SIM Swapping, More Bitcoin Scams, and the Takedown

It is said that precisely such attacks are said to have paved the way for Graham Ivan Clark’s SIM swapping capabilities — since SIM swapping is an attack where an attacker would call a telecommunication company and somehow convince them that he is the original owner of the SIM card and that take over the operations related to the SIM card, an attacker would need a lot of additional details on the victim, and since Graham would have access to the victim’s social media accounts as well as the email account, the information was easily obtainable. A little social engineering here and there, and we’re done… How convenient is that?

Some say that it is using such or similar methods that Graham Ivan Clark was able to access and drain Gregg Bennett’s cryptocurrency accounts and steal around 164 BTC from a cryptocurrency wallet. It is said that after noticing what had happened, Gregg contacted the telephone company, explained the situation, recovered access to his phone number (thus minifying the harm of the SIM swapping attack), and then used access to that phone number to remove access to his cryptocurrency wallets to any third parties.

It didn’t end here — since Graham Ivan Clark was alleged to have wanted to access all of the bitcoin in his victim’s wallet but couldn’t due to daily withdrawal limits or other issues, the attacker has sent an email to his victim saying that the situation can be resolved if he just sends X amount of BTC to a specified Bitcoin address. It remains unknown whether the victim has provided the attacker with more Bitcoin.

Finally, after Graham Ivan Clark came to the attention of law enforcement authorities, they arrested him. It is said that law enforcement was able to confiscate around 400 BTC (around 25.2 million USD at the present moment), and the game was over.

Summary

The Twitter hack in 2020 wasn’t an ordinary one — it was allegedly conducted after a successful social engineering attack by a teenager named Graham Ivan Clark.

Graham was also allegedly involved in a massive Bitcoin theft from an investor in Seattle, but his hacking “career” quickly came crashing down after law enforcement launched an investigation into his behavior.

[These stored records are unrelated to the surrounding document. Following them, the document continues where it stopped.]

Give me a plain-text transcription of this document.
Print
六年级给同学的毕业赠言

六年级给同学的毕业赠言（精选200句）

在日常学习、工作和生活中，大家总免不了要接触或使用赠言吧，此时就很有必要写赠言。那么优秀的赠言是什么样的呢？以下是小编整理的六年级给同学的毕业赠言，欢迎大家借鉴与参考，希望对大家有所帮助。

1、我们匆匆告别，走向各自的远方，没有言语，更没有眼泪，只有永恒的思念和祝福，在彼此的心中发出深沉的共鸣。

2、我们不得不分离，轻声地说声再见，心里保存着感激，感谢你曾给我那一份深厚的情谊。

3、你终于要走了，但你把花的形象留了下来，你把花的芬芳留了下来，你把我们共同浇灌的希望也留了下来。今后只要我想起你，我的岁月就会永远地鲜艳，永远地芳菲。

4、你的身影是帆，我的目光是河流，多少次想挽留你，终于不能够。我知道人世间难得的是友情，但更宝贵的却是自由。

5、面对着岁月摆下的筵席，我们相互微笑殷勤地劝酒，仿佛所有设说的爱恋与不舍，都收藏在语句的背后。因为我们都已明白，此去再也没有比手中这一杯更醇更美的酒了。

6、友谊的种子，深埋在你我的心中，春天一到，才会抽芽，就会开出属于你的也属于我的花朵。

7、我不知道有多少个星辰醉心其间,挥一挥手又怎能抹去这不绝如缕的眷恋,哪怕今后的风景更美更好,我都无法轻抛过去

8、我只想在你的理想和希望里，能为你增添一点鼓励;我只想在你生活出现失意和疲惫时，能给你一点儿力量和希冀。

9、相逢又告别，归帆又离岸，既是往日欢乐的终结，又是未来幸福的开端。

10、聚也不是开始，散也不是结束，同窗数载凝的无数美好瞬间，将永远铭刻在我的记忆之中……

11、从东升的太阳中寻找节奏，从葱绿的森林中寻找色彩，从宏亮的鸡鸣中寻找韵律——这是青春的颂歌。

We do hope that Graham Ivan Clark has been given a chance to redeem himself and think about his actions and that he won’t be conducting similar behavior in the future.

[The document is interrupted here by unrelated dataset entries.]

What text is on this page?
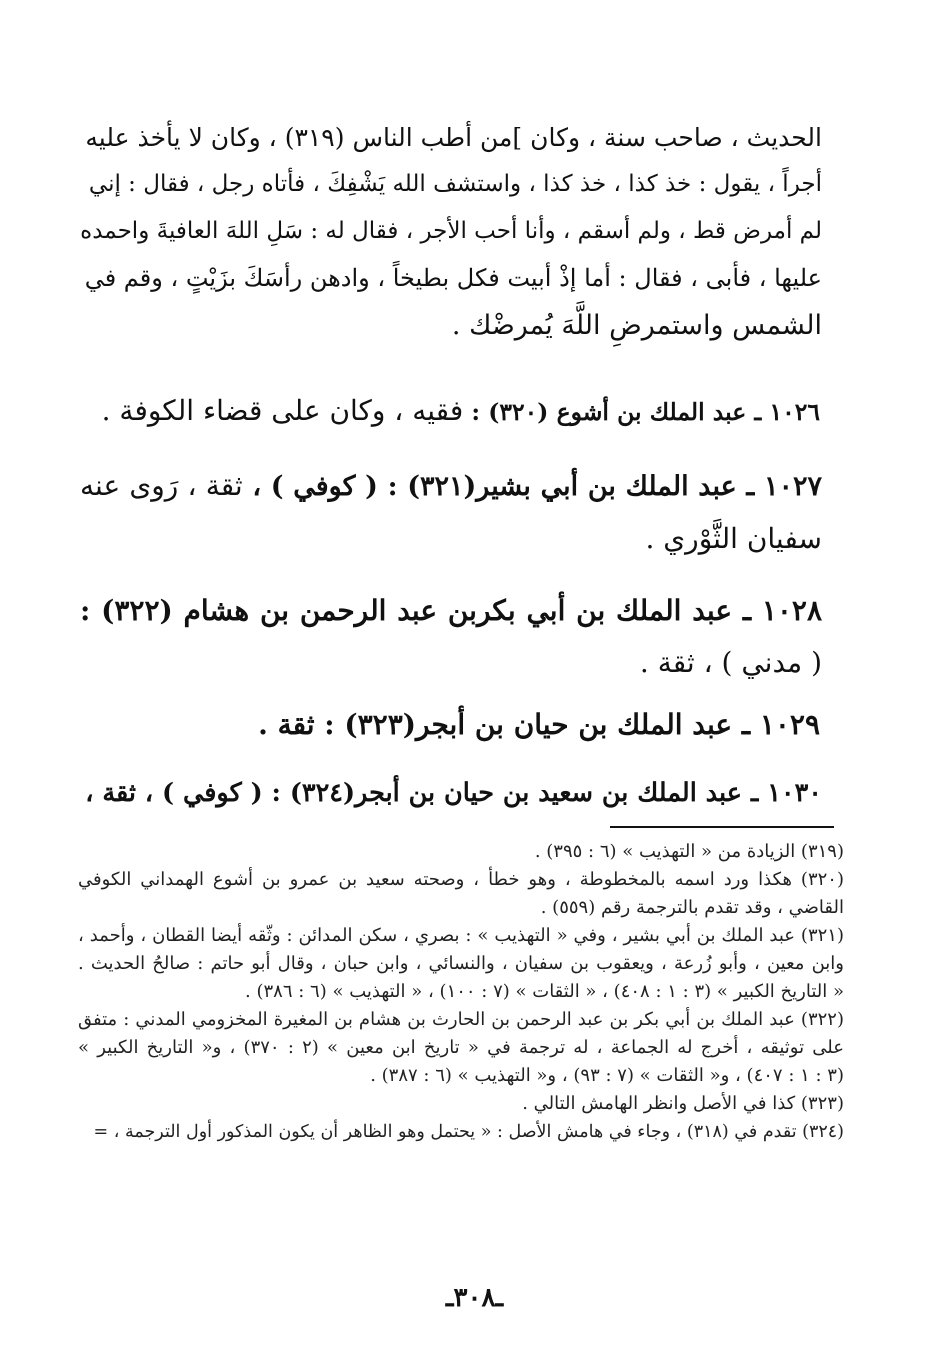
الحديث ، صاحب سنة ، وكان ]من أطب الناس (٣١٩) ، وكان لا يأخذ عليه
أجراً ، يقول : خذ كذا ، خذ كذا ، واستشف الله يَشْفِكَ ، فأتاه رجل ، فقال : إني
لم أمرض قط ، ولم أسقم ، وأنا أحب الأجر ، فقال له : سَلِ اللهَ العافيةَ واحمده
عليها ، فأبى ، فقال : أما إذْ أبيت فكل بطيخاً ، وادهن رأسَكَ بزَيْتٍ ، وقم في
الشمس واستمرضِ اللَّهَ يُمرضْك .
١٠٢٦ ـ عبد الملك بن أشوع (٣٢٠) : فقيه ، وكان على قضاء الكوفة .
١٠٢٧ ـ عبد الملك بن أبي بشير(٣٢١) : ( كوفي ) ، ثقة ، رَوى عنه
سفيان الثَّوْري .
١٠٢٨ ـ عبد الملك بن أبي بكربن عبد الرحمن بن هشام (٣٢٢) :
( مدني ) ، ثقة .
١٠٢٩ ـ عبد الملك بن حيان بن أبجر(٣٢٣) : ثقة .
١٠٣٠ ـ عبد الملك بن سعيد بن حيان بن أبجر(٣٢٤) : ( كوفي ) ، ثقة ،
(٣١٩) الزيادة من « التهذيب » (٦ : ٣٩٥) .
(٣٢٠) هكذا ورد اسمه بالمخطوطة ، وهو خطأ ، وصحته سعيد بن عمرو بن أشوع الهمداني الكوفي
القاضي ، وقد تقدم بالترجمة رقم (٥٥٩) .
(٣٢١) عبد الملك بن أبي بشير ، وفي « التهذيب » : بصري ، سكن المدائن : وثّقه أيضا القطان ، وأحمد ،
وابن معين ، وأبو زُرعة ، ويعقوب بن سفيان ، والنسائي ، وابن حبان ، وقال أبو حاتم : صالحُ الحديث .
« التاريخ الكبير » (٣ : ١ : ٤٠٨) ، « الثقات » (٧ : ١٠٠) ، « التهذيب » (٦ : ٣٨٦) .
(٣٢٢) عبد الملك بن أبي بكر بن عبد الرحمن بن الحارث بن هشام بن المغيرة المخزومي المدني : متفق
على توثيقه ، أخرج له الجماعة ، له ترجمة في « تاريخ ابن معين » (٢ : ٣٧٠) ، و« التاريخ الكبير »
(٣ : ١ : ٤٠٧) ، و« الثقات » (٧ : ٩٣) ، و« التهذيب » (٦ : ٣٨٧) .
(٣٢٣) كذا في الأصل وانظر الهامش التالي .
(٣٢٤) تقدم في (٣١٨) ، وجاء في هامش الأصل : « يحتمل وهو الظاهر أن يكون المذكور أول الترجمة ، =
ـ٣٠٨ـ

We hope that this story has been interesting, don’t forget to follow us on X (Twitter), LinkedIn, and Facebook for more updates, watch out for impersonators of BreachDirectory (our domain ends with .com), and until next time.

FAQ

Who is Graham Ivan Clark?

Graham Ivan Clark is said to be one of the masterminds behind the massive 2020 Twitter hack — allegedly, the same person is said to have masterminded a massive Bitcoin theft from an investor based in Seattle.

What Happened to Graham Ivan Clark?

It is said that Graham Ivan Clark was arrested in late July 2020 after an investigation by law enforcement authorities. He was sentenced to jail and released in 2023.

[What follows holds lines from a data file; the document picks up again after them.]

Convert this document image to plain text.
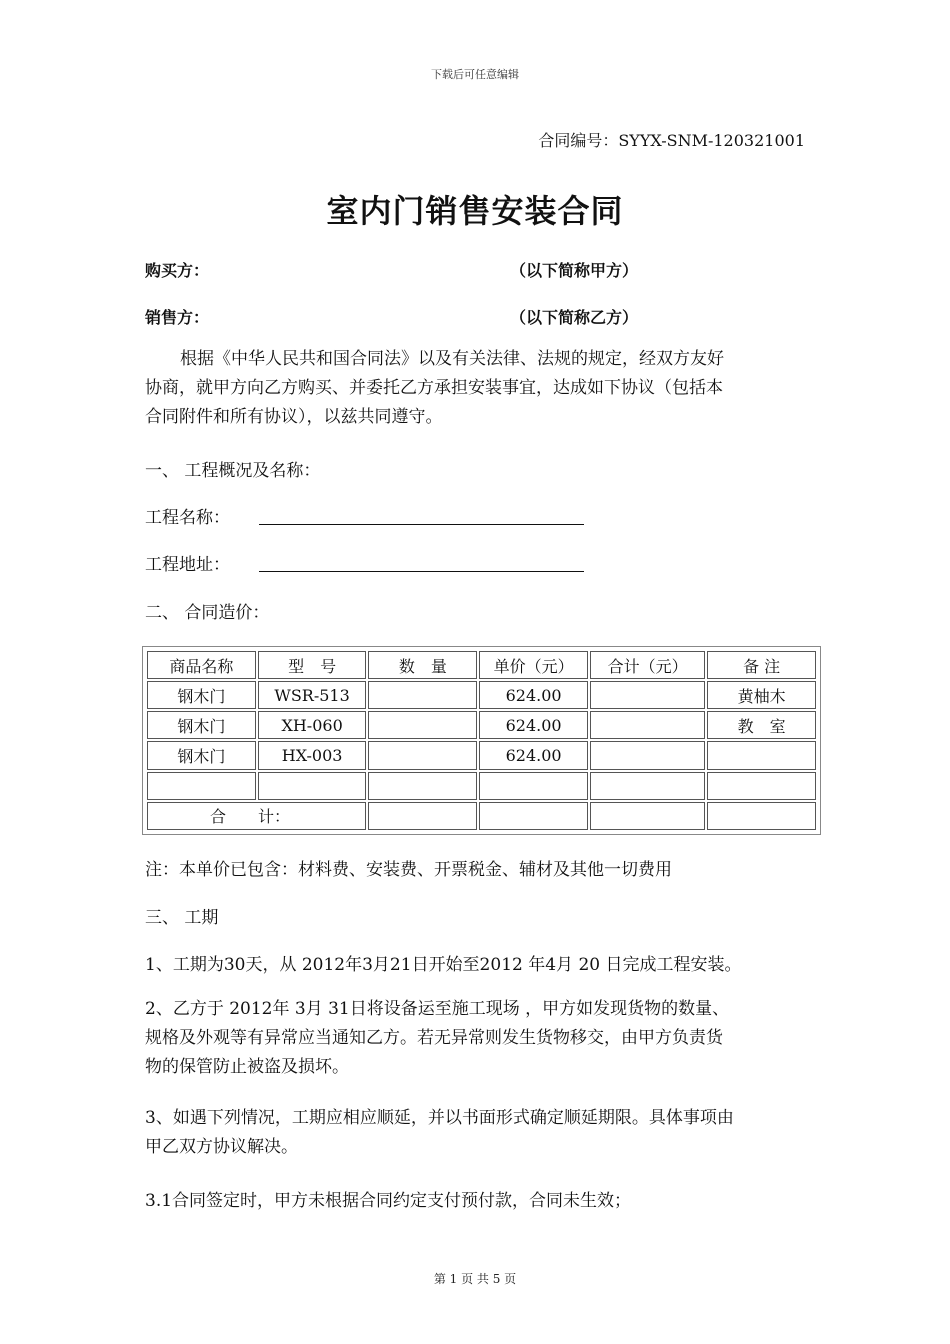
下载后可任意编辑
合同编号：SYYX-SNM-120321001
室内门销售安装合同
购买方：	（以下简称甲方）
销售方：	（以下简称乙方）
根据《中华人民共和国合同法》以及有关法律、法规的规定，经双方友好
协商，就甲方向乙方购买、并委托乙方承担安装事宜，达成如下协议（包括本
合同附件和所有协议），以兹共同遵守。
一、 工程概况及名称：
工程名称：
工程地址：
二、 合同造价：
商品名称	型　号	数　量	单价（元）	合计（元）	备 注
钢木门	WSR-513		624.00		黄柚木
钢木门	XH-060		624.00		教　室
钢木门	HX-003		624.00		

合　　计：					
注：本单价已包含：材料费、安装费、开票税金、辅材及其他一切费用
三、 工期
1、工期为30天，从 2012年3月21日开始至2012 年4月 20 日完成工程安装。
2、乙方于 2012年 3月 31日将设备运至施工现场 ，甲方如发现货物的数量、
规格及外观等有异常应当通知乙方。若无异常则发生货物移交，由甲方负责货
物的保管防止被盗及损坏。
3、如遇下列情况，工期应相应顺延，并以书面形式确定顺延期限。具体事项由
甲乙双方协议解决。
3.1合同签定时，甲方未根据合同约定支付预付款，合同未生效；
第 1 页 共 5 页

How Did Hackers Orchestrate the 2020 Twitter Hack?

The 2020 Twitter hack was said to have been orchestrated by using social engineering measures targeting Twitter employees rather than technical hacking techniques. No Twitter database leaks were reported during this incident.

What is SIM Swapping?

SIM swapping refers to an attack where a nefarious party associates a phone number with a different SIM card by using social engineering techniques after calling the telecommunications company that is being used by the victim.